8 page memorandum decision from Judge Forrest.

a few articles: N.Y. Times, L.A. Times.

Pocket 2: Endorse presidential prerogative to target and assassinate civilians

Pocket 3: Justice Department under Holder has overseen an expansion of domestic surveillance

Pocket 4: Increasing militarization of law enforcement

Pocket 5: Justice has aggressively pursued government whistleblowers, “Particularly those who expose illegal or wasteful homeland security schemes.” (quoting Boston Globe essay).

. Pocket 6: Justice Department has expanded state secrets doctrine to prevent courts from reviewing warrantless wiretapping or official acts of torture. and a more recent article here.

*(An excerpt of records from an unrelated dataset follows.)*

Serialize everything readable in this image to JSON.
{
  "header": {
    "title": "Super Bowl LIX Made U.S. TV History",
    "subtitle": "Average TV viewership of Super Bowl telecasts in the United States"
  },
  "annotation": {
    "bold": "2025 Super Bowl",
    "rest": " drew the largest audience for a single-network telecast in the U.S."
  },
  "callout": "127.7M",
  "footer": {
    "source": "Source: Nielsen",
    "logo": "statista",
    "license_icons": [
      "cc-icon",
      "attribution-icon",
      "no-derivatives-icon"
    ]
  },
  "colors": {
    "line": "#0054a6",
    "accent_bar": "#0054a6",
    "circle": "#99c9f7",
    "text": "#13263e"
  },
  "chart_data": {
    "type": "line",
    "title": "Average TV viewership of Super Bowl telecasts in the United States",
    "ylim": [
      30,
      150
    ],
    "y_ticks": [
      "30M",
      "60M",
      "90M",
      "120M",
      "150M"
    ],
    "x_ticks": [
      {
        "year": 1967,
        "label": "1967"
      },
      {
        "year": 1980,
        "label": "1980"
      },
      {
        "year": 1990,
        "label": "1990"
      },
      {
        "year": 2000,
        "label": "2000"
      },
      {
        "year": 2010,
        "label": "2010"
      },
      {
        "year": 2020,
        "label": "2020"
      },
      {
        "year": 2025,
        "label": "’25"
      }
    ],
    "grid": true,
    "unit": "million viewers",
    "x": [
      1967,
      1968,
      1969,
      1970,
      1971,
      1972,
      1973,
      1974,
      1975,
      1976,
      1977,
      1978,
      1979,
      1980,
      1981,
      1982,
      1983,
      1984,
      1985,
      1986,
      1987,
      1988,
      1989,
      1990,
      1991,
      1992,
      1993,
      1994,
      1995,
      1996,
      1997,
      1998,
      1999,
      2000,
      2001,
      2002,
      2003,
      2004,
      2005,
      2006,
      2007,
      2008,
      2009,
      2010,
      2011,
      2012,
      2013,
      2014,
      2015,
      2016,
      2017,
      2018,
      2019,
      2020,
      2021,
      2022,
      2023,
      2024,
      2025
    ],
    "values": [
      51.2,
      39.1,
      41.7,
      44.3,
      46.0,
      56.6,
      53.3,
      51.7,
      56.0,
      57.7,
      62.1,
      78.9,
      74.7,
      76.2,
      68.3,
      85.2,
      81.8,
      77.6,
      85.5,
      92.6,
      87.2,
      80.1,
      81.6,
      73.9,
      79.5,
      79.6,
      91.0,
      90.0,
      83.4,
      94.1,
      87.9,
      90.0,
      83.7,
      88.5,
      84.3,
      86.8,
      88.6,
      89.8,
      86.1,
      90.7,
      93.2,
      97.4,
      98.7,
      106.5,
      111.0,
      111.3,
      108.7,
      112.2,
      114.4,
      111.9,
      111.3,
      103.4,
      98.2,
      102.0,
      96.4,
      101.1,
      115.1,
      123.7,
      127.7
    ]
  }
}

And now, the “Fast and Furious” scandal for which Holder has been recommended to be held in contempt of Congress.

A. “Fast and Furious” was a sting operation run out of Phoenix, Arizona between 2009 and 2011, with the approval of the U.S. Attorney in Phoenix. Alcohol, Tobacco and Firearms agents purposely did not intercept more than 2,000 weapons they knew were being purchased at gunshops by illegal buyers. They intended to trace the weapons, but lost track of them. Many have since surfaced at crime scenes in Mexico and the United States. But the crime scene that turned the problem in to a firestorm was the murder of border patrol agent Brian Terry

B. The contempt citation is over an unwillingness to turn over material to Congress. There are allegations that some members of Congress are making personal attacks against Holder and using the issue as an election year bludgeon against the President. The vote marks only the third time in 30 years that an Attorney General has been held in contempt of Congress.